Heart and Soul’s Mentoring service is one example already in place where qualified people are offering support and supervision for those who give a lot to the Transition Movement, often voluntarily.

Trauma Training

It is widely recognised that trauma work is invaluable for those who have experienced severely disturbing events – as victims or witnesses. This may be a vital part the response where climate events cause displacement, or other shocks to our system leave people scarred.

Supporting parenting

“It takes a village to raise a child” is a well know phrase from the Dagara people of West Africa – and many parents trying to do the job on their own might well agree.

Faith Groups and Interfaith practices

Many faith groups are already actively engaging their members in thinking about environmental issues as well as how to support those in crisis or need. Finding ways to cooperate through coalitions and finding our common ground to meet the challenges ahead is already being modelled by many in established religions.

Meditation

Taking the space to “be” rather than “do”, to listen within and to sit – alone, with others or in nature – is known to be deeply relaxing and beneficial to health. Many types of meditation are practised and taught in the area.

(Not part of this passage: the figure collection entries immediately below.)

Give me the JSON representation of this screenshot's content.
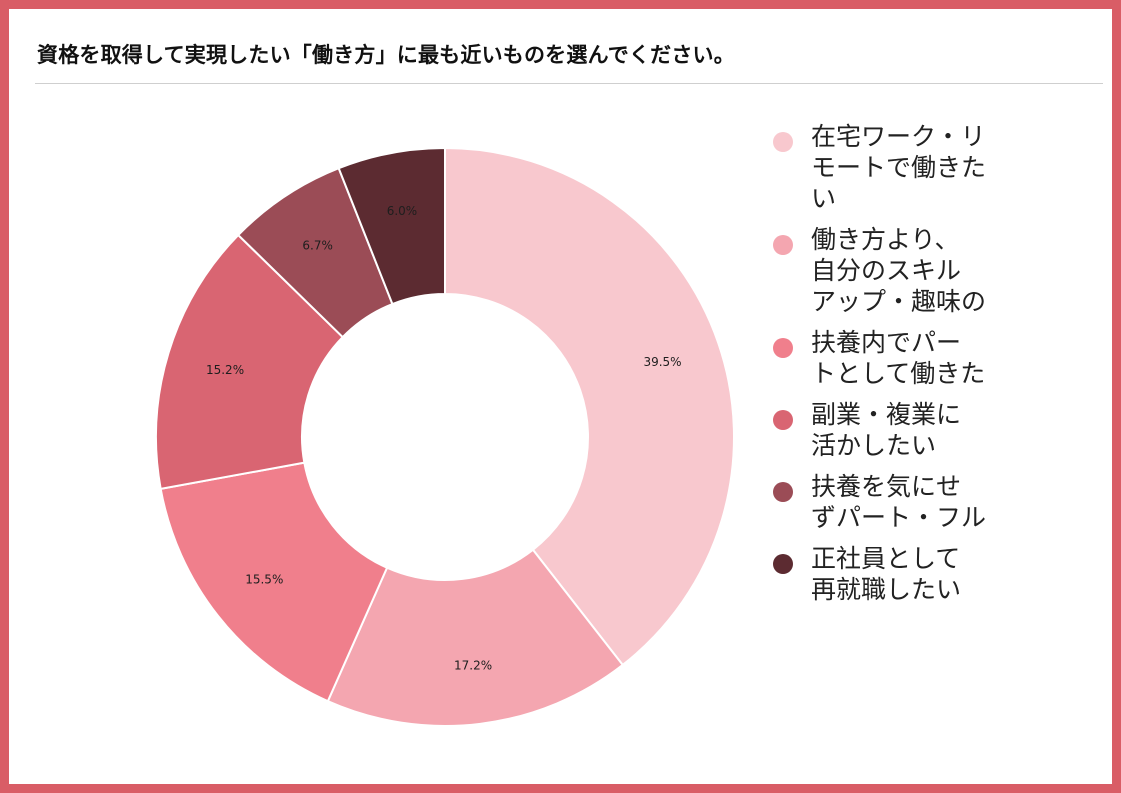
{
  "title": "資格を取得して実現したい「働き方」に最も近いものを選んでください。",
  "chart_data": {
    "type": "pie",
    "donut": true,
    "grid": false,
    "legend_position": "right",
    "series": [
      {
        "labels": [
          "在宅ワーク・リモートで働きたい",
          "働き方より、自分のスキルアップ・趣味の",
          "扶養内でパートとして働きた",
          "副業・複業に活かしたい",
          "扶養を気にせずパート・フル",
          "正社員として再就職したい"
        ],
        "values": [
          39.5,
          17.2,
          15.5,
          15.2,
          6.7,
          6.0
        ],
        "data_labels": [
          "39.5%",
          "17.2%",
          "15.5%",
          "15.2%",
          "6.7%",
          "6.0%"
        ],
        "colors": [
          "#f8c8ce",
          "#f4a6b0",
          "#f07f8c",
          "#d96572",
          "#9b4c56",
          "#5c2b31"
        ]
      }
    ]
  },
  "legend": [
    {
      "lines": [
        "在宅ワーク・リ",
        "モートで働きた",
        "い"
      ],
      "color": "#f8c8ce"
    },
    {
      "lines": [
        "働き方より、",
        "自分のスキル",
        "アップ・趣味の"
      ],
      "color": "#f4a6b0"
    },
    {
      "lines": [
        "扶養内でパー",
        "トとして働きた"
      ],
      "color": "#f07f8c"
    },
    {
      "lines": [
        "副業・複業に",
        "活かしたい"
      ],
      "color": "#d96572"
    },
    {
      "lines": [
        "扶養を気にせ",
        "ずパート・フル"
      ],
      "color": "#9b4c56"
    },
    {
      "lines": [
        "正社員として",
        "再就職したい"
      ],
      "color": "#5c2b31"
    }
  ]
}
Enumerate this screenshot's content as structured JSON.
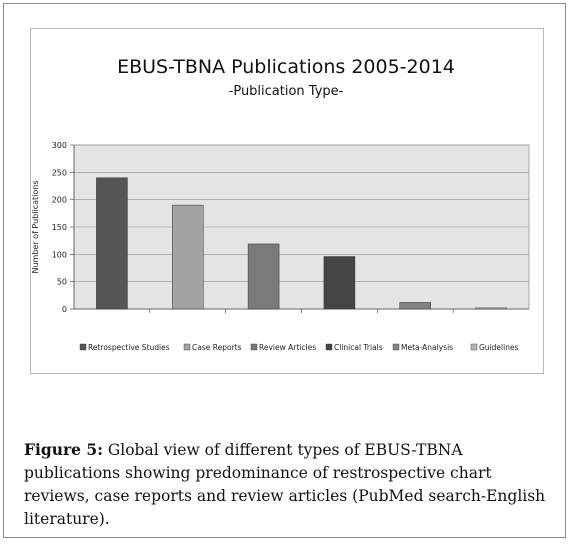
{
  "chart_data": {
    "type": "bar",
    "title": "EBUS-TBNA Publications 2005-2014",
    "subtitle": "-Publication Type-",
    "xlabel": "",
    "ylabel": "Number of Publications",
    "ylim": [
      0,
      300
    ],
    "yticks": [
      0,
      50,
      100,
      150,
      200,
      250,
      300
    ],
    "grid": true,
    "legend_position": "bottom",
    "categories": [
      "Retrospective Studies",
      "Case Reports",
      "Review Articles",
      "Clinical Trials",
      "Meta-Analysis",
      "Guidelines"
    ],
    "values": [
      240,
      190,
      119,
      96,
      12,
      2
    ],
    "colors": [
      "#555555",
      "#a3a3a3",
      "#7a7a7a",
      "#454545",
      "#838383",
      "#b4b4b4"
    ],
    "plot_background": "#e4e4e4"
  },
  "caption": {
    "label": "Figure 5:",
    "text": " Global view of different types of EBUS-TBNA publications showing predominance of restrospective chart reviews, case reports and review articles (PubMed search-English literature)."
  }
}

Prayer, Worship and Contemplation

Each religious or spiritual tradition has its own method and words to describe the process of invoking or contemplating the divine, or what is beyond the human.

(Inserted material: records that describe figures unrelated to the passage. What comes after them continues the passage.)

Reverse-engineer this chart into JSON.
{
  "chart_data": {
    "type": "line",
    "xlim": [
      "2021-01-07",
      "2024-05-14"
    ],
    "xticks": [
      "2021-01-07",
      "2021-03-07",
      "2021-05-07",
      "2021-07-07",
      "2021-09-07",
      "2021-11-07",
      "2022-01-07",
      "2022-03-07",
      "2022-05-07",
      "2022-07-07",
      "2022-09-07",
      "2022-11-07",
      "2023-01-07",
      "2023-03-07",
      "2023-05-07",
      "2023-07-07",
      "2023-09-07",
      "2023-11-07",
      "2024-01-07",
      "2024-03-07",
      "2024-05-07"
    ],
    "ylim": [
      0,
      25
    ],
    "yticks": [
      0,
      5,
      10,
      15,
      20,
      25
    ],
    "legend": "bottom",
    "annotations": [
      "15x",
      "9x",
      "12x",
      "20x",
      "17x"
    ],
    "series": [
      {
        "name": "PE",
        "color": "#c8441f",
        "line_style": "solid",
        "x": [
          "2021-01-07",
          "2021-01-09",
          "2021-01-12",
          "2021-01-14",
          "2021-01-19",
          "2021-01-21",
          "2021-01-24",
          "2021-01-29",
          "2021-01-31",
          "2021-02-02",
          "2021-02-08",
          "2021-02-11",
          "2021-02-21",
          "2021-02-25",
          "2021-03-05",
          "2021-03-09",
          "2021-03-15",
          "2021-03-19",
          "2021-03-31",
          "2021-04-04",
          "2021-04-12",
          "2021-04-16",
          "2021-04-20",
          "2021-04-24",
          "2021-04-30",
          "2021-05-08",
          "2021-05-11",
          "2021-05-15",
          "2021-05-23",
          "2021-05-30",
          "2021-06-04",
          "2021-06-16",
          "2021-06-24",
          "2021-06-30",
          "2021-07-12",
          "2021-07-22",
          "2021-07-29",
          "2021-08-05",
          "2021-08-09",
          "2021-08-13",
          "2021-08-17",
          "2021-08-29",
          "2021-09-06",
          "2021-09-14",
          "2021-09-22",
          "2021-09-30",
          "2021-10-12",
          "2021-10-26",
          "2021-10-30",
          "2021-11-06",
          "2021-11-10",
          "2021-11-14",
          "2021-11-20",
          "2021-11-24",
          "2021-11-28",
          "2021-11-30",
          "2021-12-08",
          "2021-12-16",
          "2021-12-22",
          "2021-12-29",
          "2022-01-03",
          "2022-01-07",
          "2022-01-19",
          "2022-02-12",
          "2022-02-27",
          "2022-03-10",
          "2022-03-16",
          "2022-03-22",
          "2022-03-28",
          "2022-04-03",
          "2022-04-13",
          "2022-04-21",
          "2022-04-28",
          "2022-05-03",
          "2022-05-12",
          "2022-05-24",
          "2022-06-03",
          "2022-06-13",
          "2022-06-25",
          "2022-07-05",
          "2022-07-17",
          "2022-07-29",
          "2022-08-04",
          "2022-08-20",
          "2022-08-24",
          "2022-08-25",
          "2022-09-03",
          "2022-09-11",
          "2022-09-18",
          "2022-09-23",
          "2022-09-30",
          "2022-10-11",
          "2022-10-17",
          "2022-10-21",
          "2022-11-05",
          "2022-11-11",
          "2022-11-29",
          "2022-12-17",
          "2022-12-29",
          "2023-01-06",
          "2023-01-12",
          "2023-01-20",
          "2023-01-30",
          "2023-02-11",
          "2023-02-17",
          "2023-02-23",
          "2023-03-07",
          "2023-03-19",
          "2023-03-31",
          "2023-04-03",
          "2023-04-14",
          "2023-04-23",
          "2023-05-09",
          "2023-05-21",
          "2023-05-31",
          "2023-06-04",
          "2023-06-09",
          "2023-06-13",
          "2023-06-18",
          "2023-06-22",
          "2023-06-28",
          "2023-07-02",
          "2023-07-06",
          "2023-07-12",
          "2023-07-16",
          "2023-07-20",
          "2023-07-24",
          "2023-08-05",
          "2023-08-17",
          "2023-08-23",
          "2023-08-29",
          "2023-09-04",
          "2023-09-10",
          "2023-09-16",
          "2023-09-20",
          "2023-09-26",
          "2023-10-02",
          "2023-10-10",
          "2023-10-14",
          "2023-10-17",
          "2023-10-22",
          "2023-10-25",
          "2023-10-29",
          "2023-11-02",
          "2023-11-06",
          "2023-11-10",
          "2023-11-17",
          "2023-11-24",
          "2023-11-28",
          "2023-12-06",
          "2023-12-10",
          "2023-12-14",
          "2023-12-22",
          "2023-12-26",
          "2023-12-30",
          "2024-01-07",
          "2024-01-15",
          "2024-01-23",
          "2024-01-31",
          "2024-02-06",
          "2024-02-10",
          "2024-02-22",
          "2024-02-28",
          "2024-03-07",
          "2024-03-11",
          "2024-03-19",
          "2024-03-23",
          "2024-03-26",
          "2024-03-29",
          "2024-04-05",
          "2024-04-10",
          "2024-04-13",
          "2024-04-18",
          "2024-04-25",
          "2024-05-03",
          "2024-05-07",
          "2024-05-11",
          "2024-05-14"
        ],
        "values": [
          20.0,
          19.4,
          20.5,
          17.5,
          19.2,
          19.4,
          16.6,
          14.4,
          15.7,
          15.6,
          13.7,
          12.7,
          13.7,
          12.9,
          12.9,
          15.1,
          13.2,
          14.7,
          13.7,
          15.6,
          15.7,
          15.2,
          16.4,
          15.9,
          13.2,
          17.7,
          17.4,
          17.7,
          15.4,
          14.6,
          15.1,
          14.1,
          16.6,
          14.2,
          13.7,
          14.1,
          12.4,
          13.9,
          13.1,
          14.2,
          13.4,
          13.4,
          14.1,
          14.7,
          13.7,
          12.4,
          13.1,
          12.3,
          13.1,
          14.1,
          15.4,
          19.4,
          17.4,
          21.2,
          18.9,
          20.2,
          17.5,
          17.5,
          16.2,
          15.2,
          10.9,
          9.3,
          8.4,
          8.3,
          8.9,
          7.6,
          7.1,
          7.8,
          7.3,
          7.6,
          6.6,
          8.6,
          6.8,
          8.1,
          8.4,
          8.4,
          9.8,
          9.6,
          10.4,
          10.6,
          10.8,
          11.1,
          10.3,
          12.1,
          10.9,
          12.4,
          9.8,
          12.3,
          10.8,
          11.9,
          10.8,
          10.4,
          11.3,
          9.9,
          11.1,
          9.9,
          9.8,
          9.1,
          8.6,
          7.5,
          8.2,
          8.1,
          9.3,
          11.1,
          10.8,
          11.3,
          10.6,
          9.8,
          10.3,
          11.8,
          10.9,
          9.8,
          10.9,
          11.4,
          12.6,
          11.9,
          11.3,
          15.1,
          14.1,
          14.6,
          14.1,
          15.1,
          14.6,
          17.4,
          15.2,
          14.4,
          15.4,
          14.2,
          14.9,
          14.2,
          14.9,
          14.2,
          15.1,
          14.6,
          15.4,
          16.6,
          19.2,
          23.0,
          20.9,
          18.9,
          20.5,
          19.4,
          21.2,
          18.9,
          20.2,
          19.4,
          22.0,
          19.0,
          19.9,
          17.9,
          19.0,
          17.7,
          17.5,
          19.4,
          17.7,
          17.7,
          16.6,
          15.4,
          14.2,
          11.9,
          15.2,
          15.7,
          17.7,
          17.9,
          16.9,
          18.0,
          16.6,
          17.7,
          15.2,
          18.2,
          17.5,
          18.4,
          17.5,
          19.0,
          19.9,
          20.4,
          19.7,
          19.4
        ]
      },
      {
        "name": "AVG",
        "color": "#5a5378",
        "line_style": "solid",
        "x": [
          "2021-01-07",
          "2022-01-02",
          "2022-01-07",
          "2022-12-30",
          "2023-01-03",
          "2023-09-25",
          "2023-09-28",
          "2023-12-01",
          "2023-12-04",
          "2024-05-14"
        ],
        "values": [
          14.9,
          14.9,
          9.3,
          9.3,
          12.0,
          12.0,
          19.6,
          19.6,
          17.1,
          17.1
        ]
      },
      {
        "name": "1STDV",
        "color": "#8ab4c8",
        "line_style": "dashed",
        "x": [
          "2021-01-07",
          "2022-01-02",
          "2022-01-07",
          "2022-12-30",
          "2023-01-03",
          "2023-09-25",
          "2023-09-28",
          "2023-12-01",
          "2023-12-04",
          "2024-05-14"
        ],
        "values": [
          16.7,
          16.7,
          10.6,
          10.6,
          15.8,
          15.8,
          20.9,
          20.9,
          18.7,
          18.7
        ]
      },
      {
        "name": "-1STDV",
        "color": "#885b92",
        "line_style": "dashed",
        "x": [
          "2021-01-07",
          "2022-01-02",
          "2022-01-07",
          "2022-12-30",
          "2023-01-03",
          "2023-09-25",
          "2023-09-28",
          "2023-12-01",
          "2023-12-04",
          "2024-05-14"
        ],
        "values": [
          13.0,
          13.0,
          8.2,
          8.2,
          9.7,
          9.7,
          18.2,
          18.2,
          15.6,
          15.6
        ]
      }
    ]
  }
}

One comment on “Tools and Practices That Support Inner Transition”

  1. Adrienne

    For the ‘inner’ aspect of peoples lives to support truely connected and authentic living we need to be able to experience our experience and feel really connected.

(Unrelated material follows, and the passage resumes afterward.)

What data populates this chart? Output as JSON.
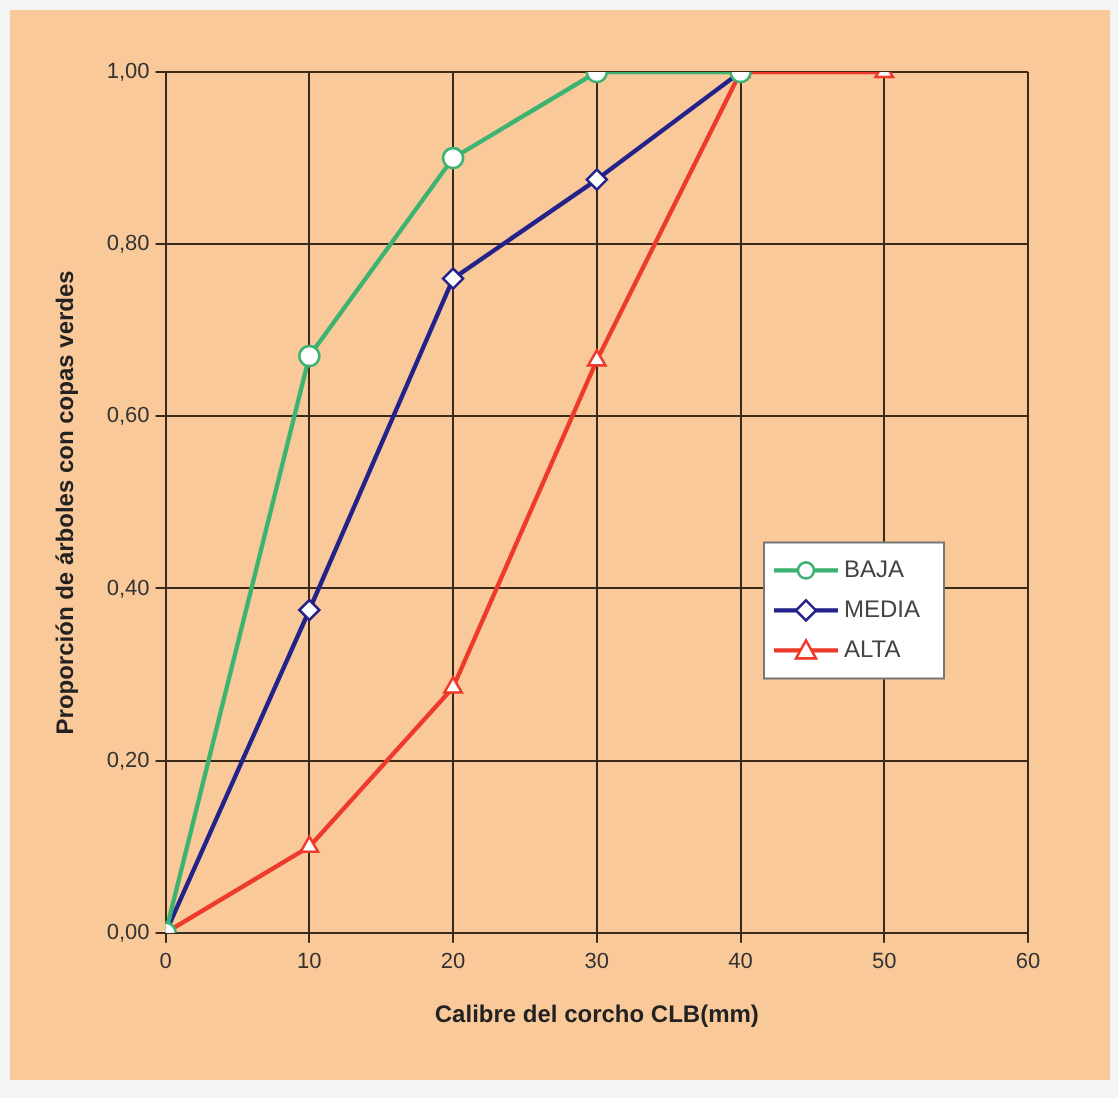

    We are to some extent creating models out of structures of a very dualistic nature. Understandable. There is the belief that if we do more, engineer our way into this new ‘system’ then we’ll get there. But it is the ‘trying’ and ‘striving’ process itself which is the addiction we have. To be ‘out there’ and ‘getting somewhere’ when all this is ultimately what got man into the trouble we are in.

    The really difficult emotion that drives things like competition, comsumption, insensitivity to ourselves and others is fear. Fear doesn’t go away though by ‘doing’ something about it. Fear attaches itself in so many ways ans sustains itself. It is at the route of our striving, competitive and aggressive way of life. When we are in the grip of it unconsciously we can’t rest, can’t feel and we don’t believe that any other way of being exists. So we replace our experience and awareness with compensatory and temporary sense of freedom from fear through ‘doing’ and ‘getting’ in all it’s forms. It does transform when we analyse it, reproduce it artificially or punch something hard.

    Because fear is hard-wired into us physiologically we can only realise a different state when we learn to relax. So there’s learning to relax physically. That means ‘tolerating’ being relaxed and making it our priority. This is because we will be forever striving for the freedom to ‘be’ in the outer world if we do not feel inner freedom to be on the inside. Outer freedom gives us a limited ‘fix’ of inner relaxation and ‘oneness’ until it’s over. So we get addicted and have to ‘have’ more. TV, holidays, love, sex, attention off others. Our personalities are the software in search of the switch to take away the inner tension and fear and return to peace, or freedom.

    I’m writing all this here because it really does scare me that there’s not a lot of time if future generations are to have any hope of a reasonable life.